Tag Archives: PO Bronson

What Should I Do With My Life?

Some books force you to drop whatever you are doing, find the nearest mirror, look yourself in the eye and ask difficult questions of yourself. ‘What Should I Do with My Life?’ by Po Bronson is one such book.

The first time I read it, more than a year back, I ended up weeping in public at Istanbul airport.

The second time I read it, almost six months back, I decided to start searching for something I could devote my life to.

When I moved into my new house last December, I thought of an excerpt from the book and promised myself that I won’t let my lovely house trap me into a life of complacent comfort.

When I spent a weekend, three months back, reading Judith Levine’s ‘Not Buying It: My Year Without Shopping’ and decided to go off consumption for a year, it was another excerpt from ‘What Should I Do with My Life?’ that helped me make the decision –

Shouldn’t I make money first — to fund my dream? The notion that there’s an order to your working life is an almost classic assumption: Pay your dues, and then tend to your dream. I expected to find numerous examples of the truth of this path. But I didn’t find any.

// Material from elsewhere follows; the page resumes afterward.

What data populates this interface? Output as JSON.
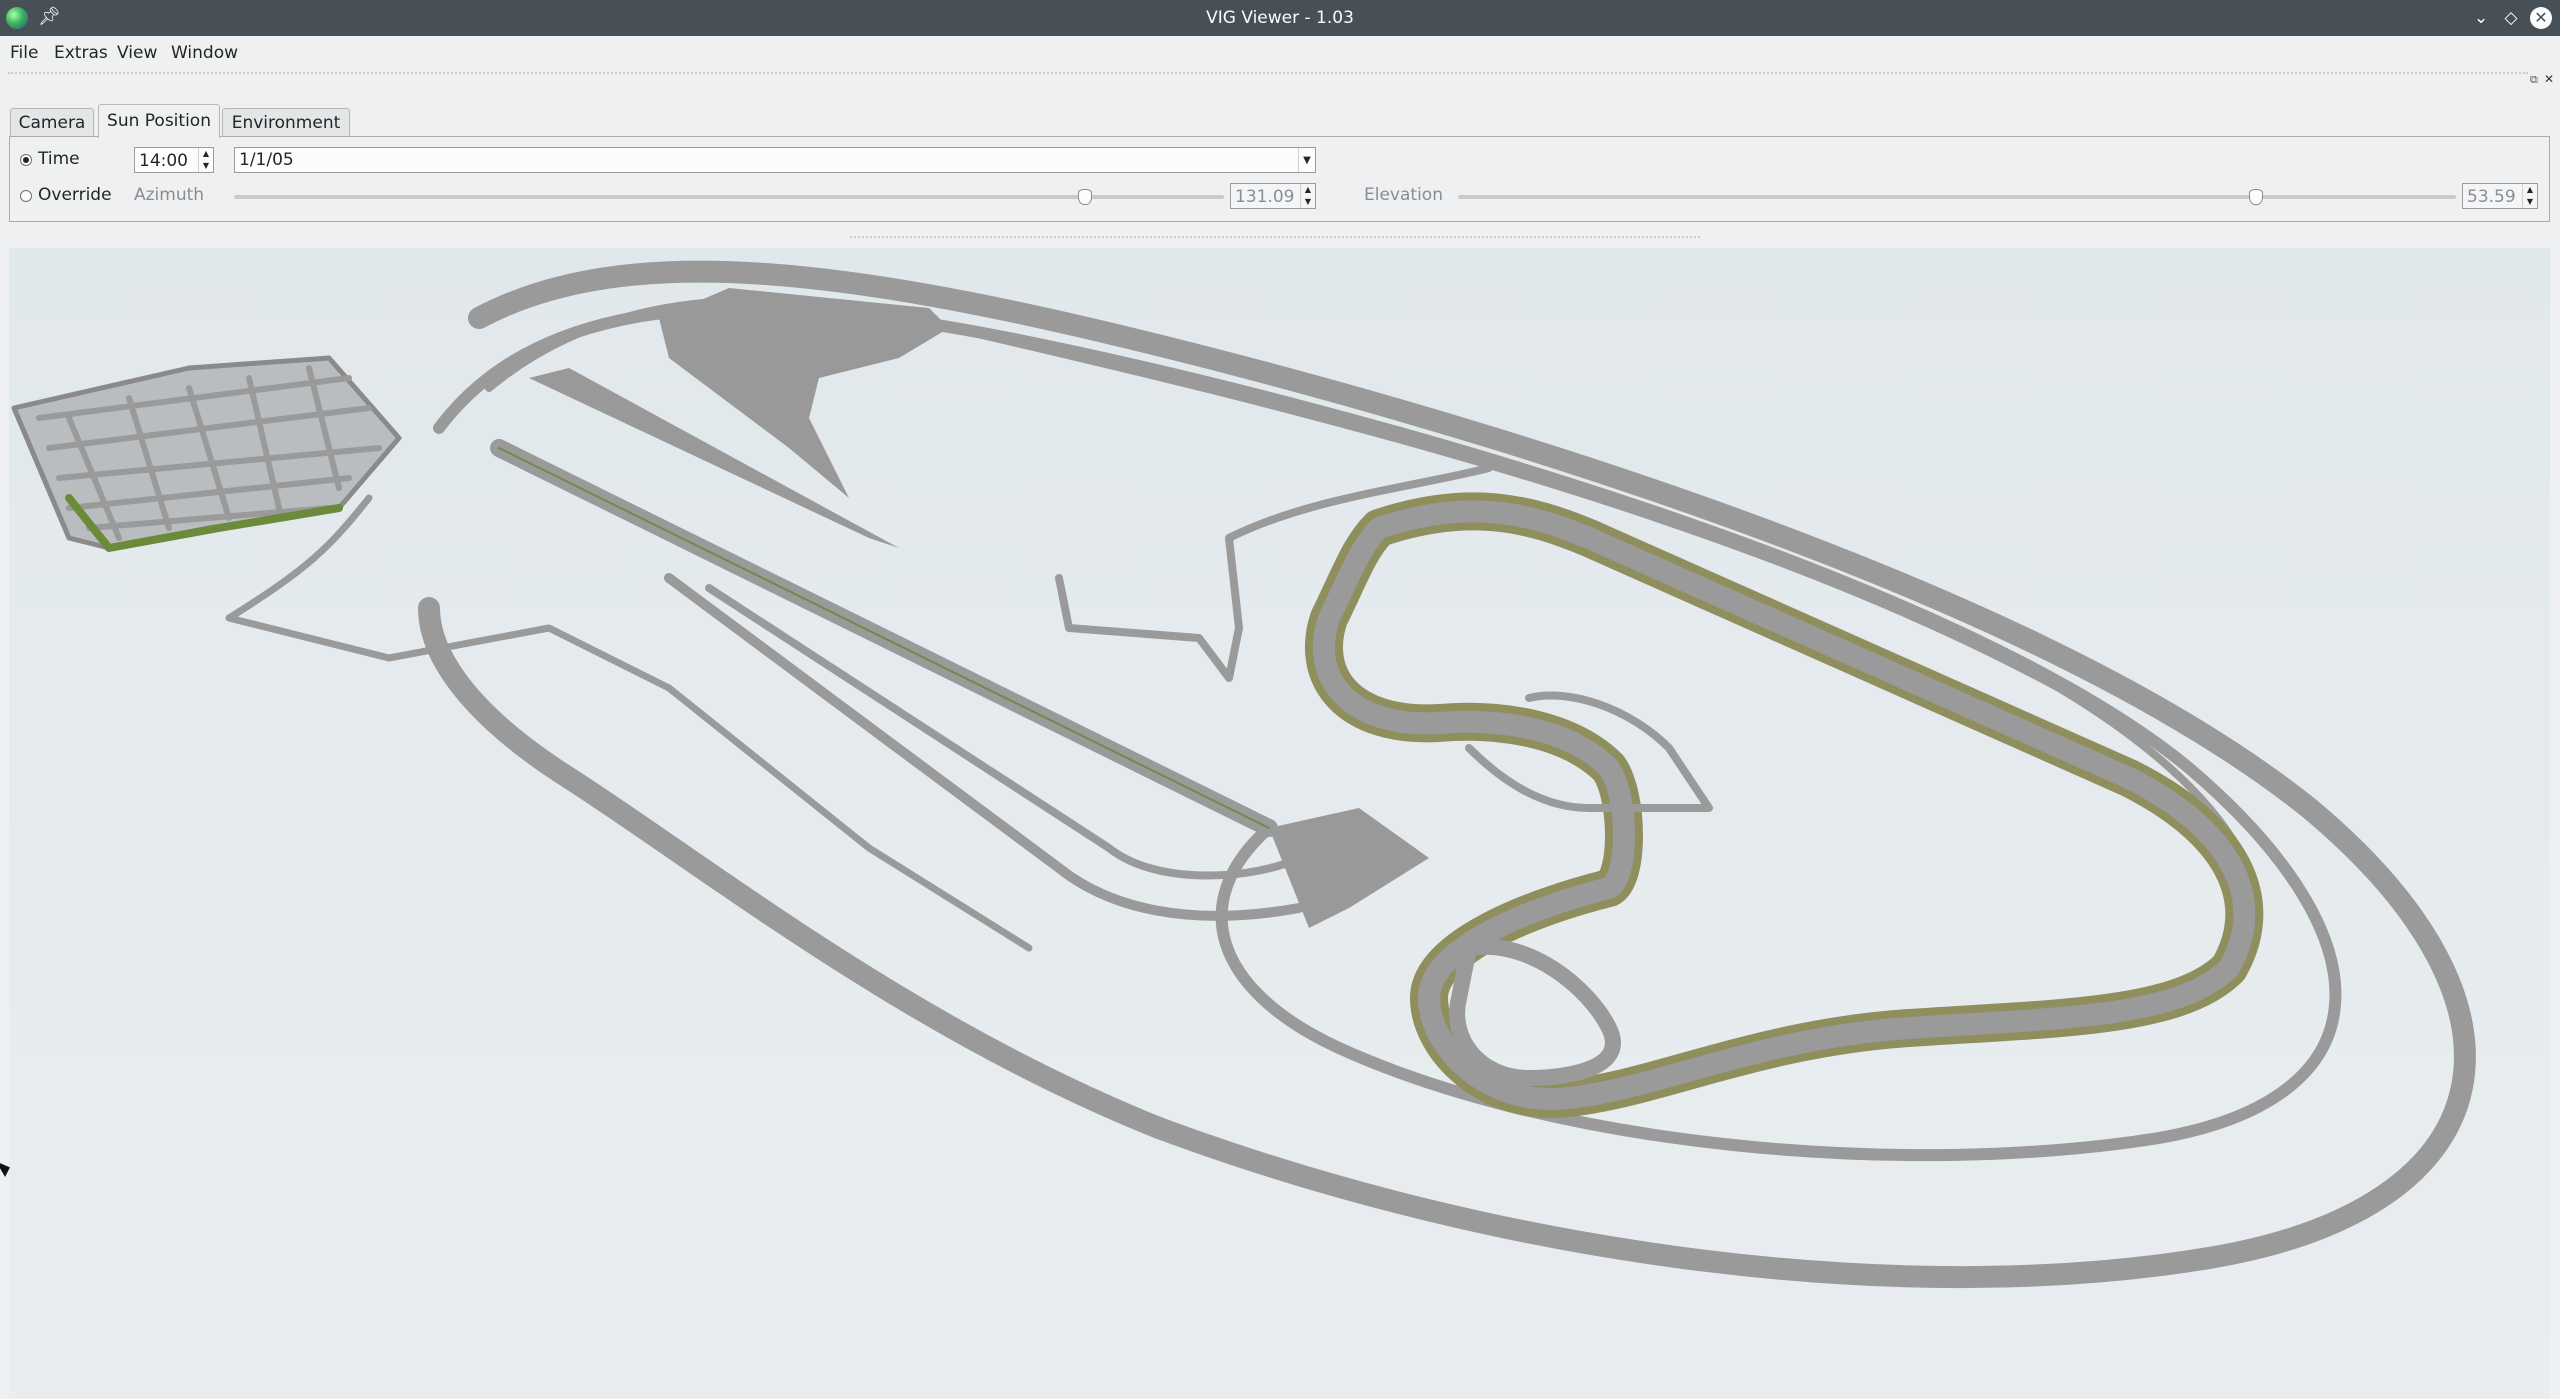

A Life That Fits Into a Backpack

When I moved into my new house last December, I was delighted. It’s a beautiful house overlooking the sea, walking distance away from office, in the costliest residential address in India. In fact, it’s such a lovely house that it was featured in a Mid-Day story on cool bachelor pads.

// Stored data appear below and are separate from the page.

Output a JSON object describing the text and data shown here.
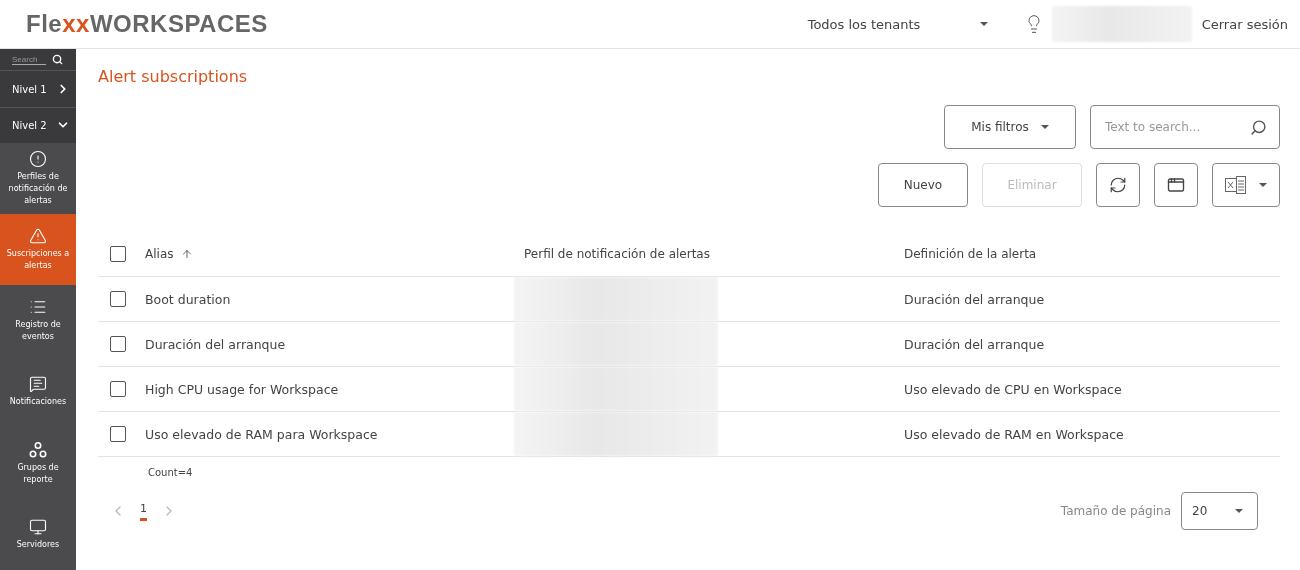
{
  "header": {
    "logo": {
      "lead": "Fle",
      "accent": "xx",
      "tail": "WORKSPACES"
    },
    "tenant_select": "Todos los tenants",
    "logout": "Cerrar sesión"
  },
  "sidebar": {
    "search": {
      "placeholder": "Search"
    },
    "levels": [
      {
        "label": "Nivel 1",
        "expanded": false
      },
      {
        "label": "Nivel 2",
        "expanded": true
      }
    ],
    "items": [
      {
        "label": "Perfiles de notificación de alertas",
        "selected": false
      },
      {
        "label": "Suscripciones a alertas",
        "selected": true
      },
      {
        "label": "Registro de eventos",
        "selected": false
      },
      {
        "label": "Notificaciones",
        "selected": false
      },
      {
        "label": "Grupos de reporte",
        "selected": false
      },
      {
        "label": "Servidores",
        "selected": false
      }
    ]
  },
  "page": {
    "title": "Alert subscriptions"
  },
  "toolbar": {
    "filter_select": "Mis filtros",
    "search": {
      "placeholder": "Text to search..."
    },
    "buttons": [
      {
        "label": "Nuevo",
        "disabled": false
      },
      {
        "label": "Eliminar",
        "disabled": true
      }
    ]
  },
  "table": {
    "select_all_checked": false,
    "columns": [
      {
        "label": "Alias",
        "sorted": true
      },
      {
        "label": "Perfil de notificación de alertas",
        "sorted": false
      },
      {
        "label": "Definición de la alerta",
        "sorted": false
      }
    ],
    "rows": [
      {
        "checked": false,
        "alias": "Boot duration",
        "definition": "Duración del arranque"
      },
      {
        "checked": false,
        "alias": "Duración del arranque",
        "definition": "Duración del arranque"
      },
      {
        "checked": false,
        "alias": "High CPU usage for Workspace",
        "definition": "Uso elevado de CPU en Workspace"
      },
      {
        "checked": false,
        "alias": "Uso elevado de RAM para Workspace",
        "definition": "Uso elevado de RAM en Workspace"
      }
    ],
    "count": "Count=4"
  },
  "pagination": {
    "pages": [
      {
        "label": "1",
        "selected": true
      }
    ],
    "page_size_label": "Tamaño de página",
    "page_size": "20"
  }
}
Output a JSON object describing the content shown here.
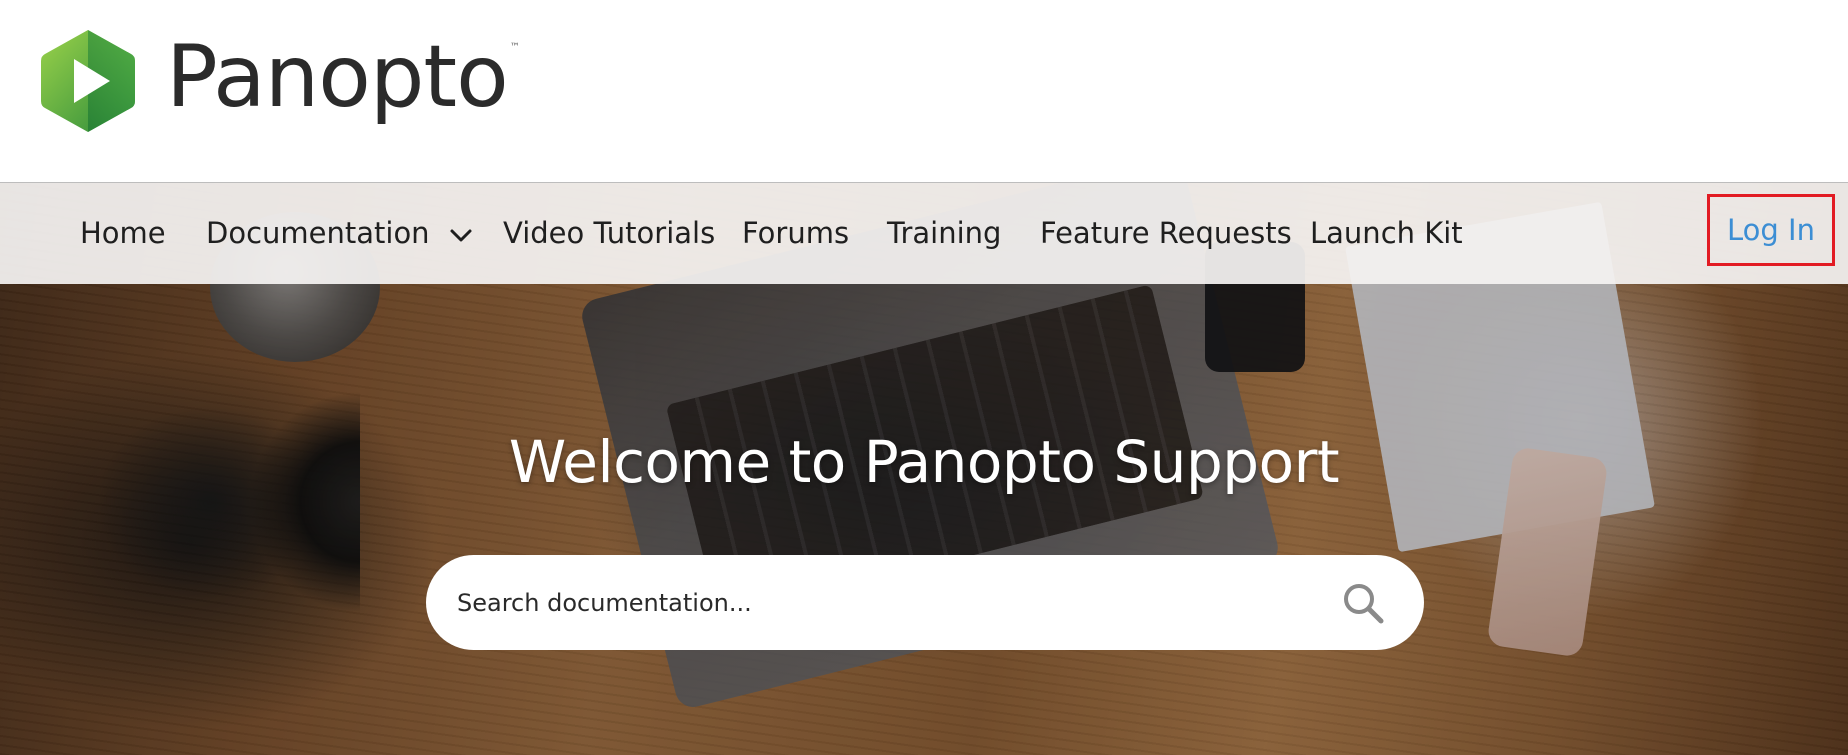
{
  "brand": {
    "name": "Panopto",
    "trademark": "™",
    "logo_colors": {
      "green_light": "#8cc63f",
      "green_dark": "#2e8b3a",
      "play_white": "#ffffff"
    }
  },
  "nav": {
    "items": [
      {
        "label": "Home"
      },
      {
        "label": "Documentation",
        "has_dropdown": true
      },
      {
        "label": "Video Tutorials"
      },
      {
        "label": "Forums"
      },
      {
        "label": "Training"
      },
      {
        "label": "Feature Requests"
      },
      {
        "label": "Launch Kit"
      }
    ],
    "login_label": "Log In",
    "login_color": "#3c8ed4",
    "highlight_color": "#e21b23"
  },
  "hero": {
    "title": "Welcome to Panopto Support",
    "search": {
      "placeholder": "Search documentation...",
      "value": ""
    }
  },
  "icons": {
    "chevron": "chevron-down-icon",
    "search": "search-icon"
  }
}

It would have been easy for me to look at the house as a symbol of how far I had come in life, especially in the context of where I had started from.

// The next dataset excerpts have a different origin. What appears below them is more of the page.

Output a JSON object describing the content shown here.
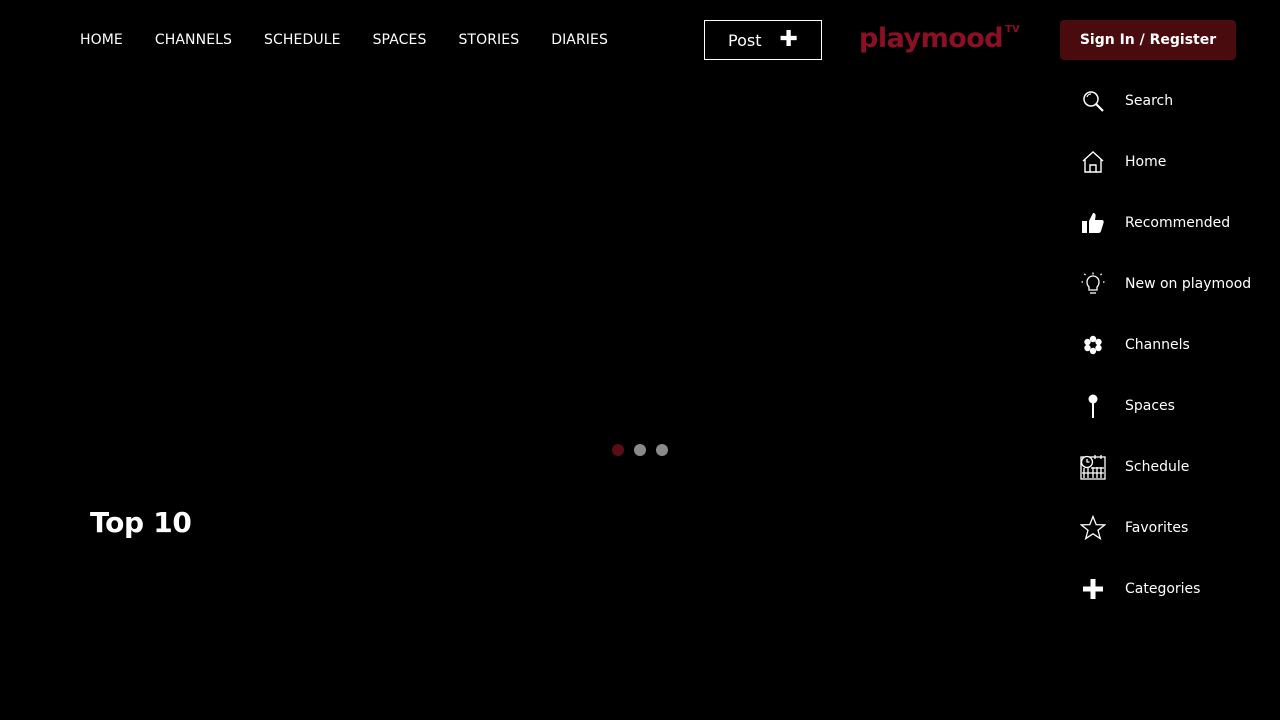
{
  "nav": {
    "items": [
      "HOME",
      "CHANNELS",
      "SCHEDULE",
      "SPACES",
      "STORIES",
      "DIARIES"
    ]
  },
  "post_button": {
    "label": "Post"
  },
  "logo": {
    "text": "playmood",
    "superscript": "TV"
  },
  "auth": {
    "signin_label": "Sign In / Register"
  },
  "sidemenu": {
    "items": [
      {
        "label": "Search",
        "icon": "search-icon"
      },
      {
        "label": "Home",
        "icon": "home-icon"
      },
      {
        "label": "Recommended",
        "icon": "thumbs-up-icon"
      },
      {
        "label": "New on playmood",
        "icon": "lightbulb-icon"
      },
      {
        "label": "Channels",
        "icon": "snowflake-icon"
      },
      {
        "label": "Spaces",
        "icon": "pin-icon"
      },
      {
        "label": "Schedule",
        "icon": "calendar-clock-icon"
      },
      {
        "label": "Favorites",
        "icon": "star-icon"
      },
      {
        "label": "Categories",
        "icon": "plus-icon"
      }
    ]
  },
  "carousel": {
    "slide_count": 3,
    "active_index": 0,
    "active_color": "#5a0d14",
    "inactive_color": "#8a8a8a"
  },
  "section": {
    "title": "Top 10"
  },
  "colors": {
    "background": "#000000",
    "brand": "#8b1023",
    "signin_bg": "#4a0b0f"
  }
}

Instead, I remembered this paragraph from page 186 of Po Bronson’s life-changing book What Should I Do with My Life?, in which “boom wrangler” Heidi Olson explains her wanderlust —

I decided to go to Oxford for a year, because, well, it was Oxford. I told the other women at work, and one said, ‘I wish I could just up and go to Oxford.’ So I asked, ‘Why don’t you?’ She said, ‘I would, but I bought a couch.’ I always remembered that moment, and I never wanted to be that woman. I never wanted to be trapped by my past, my belongings, my commitments.